Quand tout va bien, quand on travaille, quand les soldats montent leur garde, et que les juges rendent la justice ; quand les femmes vont à l’église et les enfants à l’école, alors on ne pense à rien, on se figure que tout est en ordre, et que cela continuera dans les siècles ; mais quand tout culbute, quand tout est à terre d’un coup, combien d’idées auxquelles on n’avait jamais songé vous arrivent !
Emmanuel et moi nous passions devant le Palais-de-Justice, et, plus loin, sur le pont Saint-Michel, à travers mille espèces de gens qui couraient vers la place de Grève. Nous n’avions pas besoin de nous dire nos idées, elles nous venaient toutes seules ; et ce que nous avait demandé Garnier-Pagès : – « Quelle espèce de république voulez-vous ? » me paraissait alors plein de bon sens. Je me rappelais le livre de Perrignon, et je m’écriais en moi-même :
« Est-ce que nous voulons une constituante ? est-ce que nous voulons un directoire ? est-ce que nous voulons des consuls ? ou bien est-ce que nous voulons autre chose de nouveau ? Si nous voulons quelque chose de nouveau, il faut pourtant savoir quoi. Jean-Pierre, qu’est-ce que tu veux ? »
J’étais embarrassé de me répondre ; je pensais :
« Si Perrignon était là, bien sûr qu’il t’ouvrirait les idées. »
J’avais aussi des inquiétudes pour ce bon vieux Perrignon, que j’aimais comme moi-même. Nous avions été séparés malgré nous. Qu’est-ce qu’il était devenu ?
Emmanuel, la tête penchée, ne disait rien. La nuit descendait. Les gens qui couraient, criaient tous :
— Vive la République !
Pas une âme ne savait encore que nous avions un gouvernement provisoire.
Dans la rue Serpente, nous vîmes que le caboulot était fermé.
— Arrive ! me dit Emmanuel.
Et nous remontâmes par la rue des Mathurins jusqu’au cloître Saint-Benoît.
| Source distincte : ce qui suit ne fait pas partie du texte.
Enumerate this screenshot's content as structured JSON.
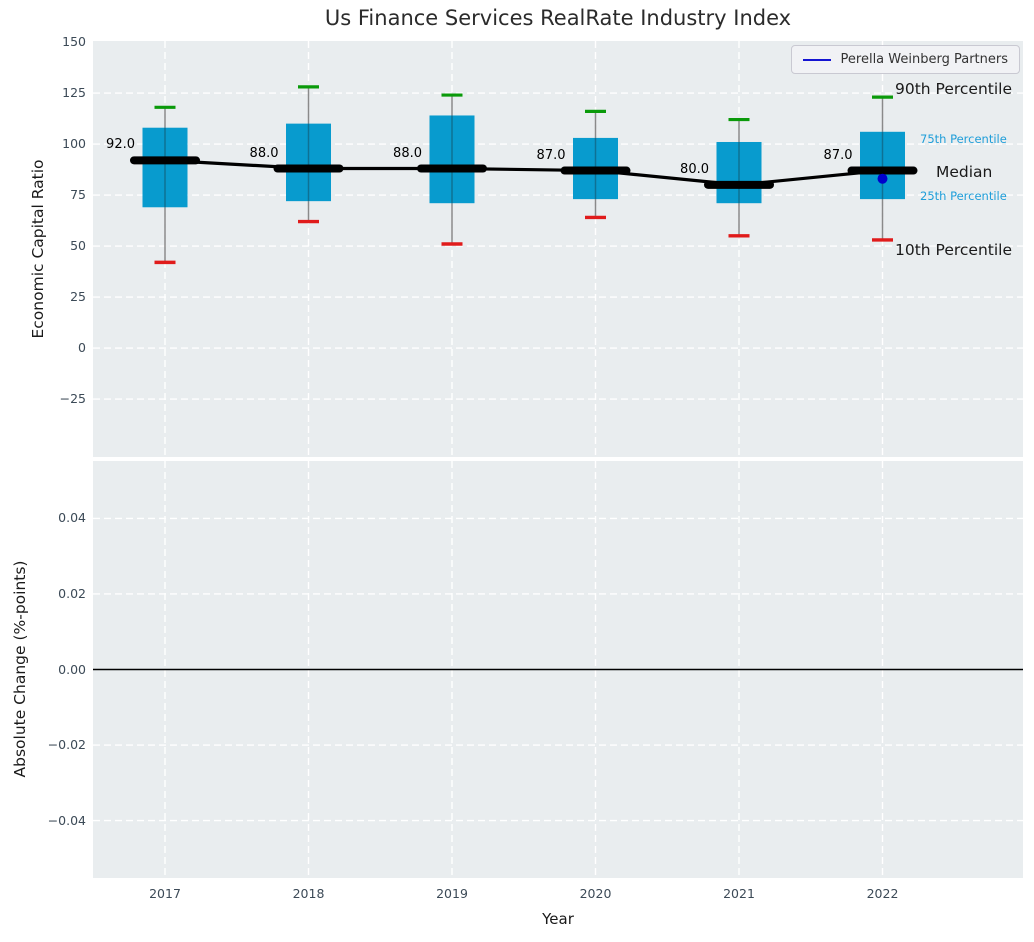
{
  "page": {
    "title": "Us Finance Services RealRate Industry Index"
  },
  "legend": {
    "label": "Perella Weinberg Partners"
  },
  "colors": {
    "box": "#089bce",
    "whisker": "#8a8a8a",
    "whisker_inner": "#0e7194",
    "cap_90th": "#0a9a0a",
    "cap_10th": "#e01b1b",
    "median": "#000000",
    "company_point": "#0000cd",
    "legend_line": "#1414d2",
    "percentile_label_small": "#1f9ed9",
    "tick_label": "#3c4a57",
    "axes_background": "#e9edef",
    "gridline": "#ffffff"
  },
  "chart_data": [
    {
      "type": "boxplot",
      "ylabel": "Economic Capital Ratio",
      "xlabel": "Year",
      "categories": [
        "2017",
        "2018",
        "2019",
        "2020",
        "2021",
        "2022"
      ],
      "ytick_labels": [
        "150",
        "125",
        "100",
        "75",
        "50",
        "25",
        "0",
        "−25"
      ],
      "ytick_values": [
        150,
        125,
        100,
        75,
        50,
        25,
        0,
        -25
      ],
      "ylim": [
        -53.4,
        150.5
      ],
      "grid": "white-dashed",
      "legend_position": "upper right",
      "boxes": [
        {
          "year": "2017",
          "p90": 118,
          "p75": 108,
          "median": 92.0,
          "p25": 69,
          "p10": 42,
          "median_label": "92.0"
        },
        {
          "year": "2018",
          "p90": 128,
          "p75": 110,
          "median": 88.0,
          "p25": 72,
          "p10": 62,
          "median_label": "88.0"
        },
        {
          "year": "2019",
          "p90": 124,
          "p75": 114,
          "median": 88.0,
          "p25": 71,
          "p10": 51,
          "median_label": "88.0"
        },
        {
          "year": "2020",
          "p90": 116,
          "p75": 103,
          "median": 87.0,
          "p25": 73,
          "p10": 64,
          "median_label": "87.0"
        },
        {
          "year": "2021",
          "p90": 112,
          "p75": 101,
          "median": 80.0,
          "p25": 71,
          "p10": 55,
          "median_label": "80.0"
        },
        {
          "year": "2022",
          "p90": 123,
          "p75": 106,
          "median": 87.0,
          "p25": 73,
          "p10": 53,
          "median_label": "87.0"
        }
      ],
      "median_line": [
        92.0,
        88.0,
        88.0,
        87.0,
        80.0,
        87.0
      ],
      "company_point": {
        "name": "Perella Weinberg Partners",
        "year": "2022",
        "value": 83
      },
      "percentile_labels": [
        {
          "text": "90th Percentile",
          "size": "large",
          "level": "p90"
        },
        {
          "text": "75th Percentile",
          "size": "small",
          "level": "p75"
        },
        {
          "text": "Median",
          "size": "large",
          "level": "median"
        },
        {
          "text": "25th Percentile",
          "size": "small",
          "level": "p25"
        },
        {
          "text": "10th Percentile",
          "size": "large",
          "level": "p10"
        }
      ]
    },
    {
      "type": "line",
      "ylabel": "Absolute Change (%-points)",
      "ytick_labels": [
        "0.04",
        "0.02",
        "0.00",
        "−0.02",
        "−0.04"
      ],
      "ytick_values": [
        0.04,
        0.02,
        0,
        -0.02,
        -0.04
      ],
      "ylim": [
        -0.0552,
        0.0552
      ],
      "grid": "white-dashed",
      "zero_line": true,
      "series": []
    }
  ]
}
Il faisait déjà nuit noire ; pas un réverbère, pas une lanterne ne nous montrait le chemin. Par bonheur, la porte du restaurant d’Ober était ouverte. Nous entrâmes. Deux quinquets brillaient dans la salle à gauche, et quelques étudiants mangeaient sans rien dire. M. Ober était sorti. Nous posâmes nos fusils dans un coin, près des fenêtres, et l’on vint nous servir.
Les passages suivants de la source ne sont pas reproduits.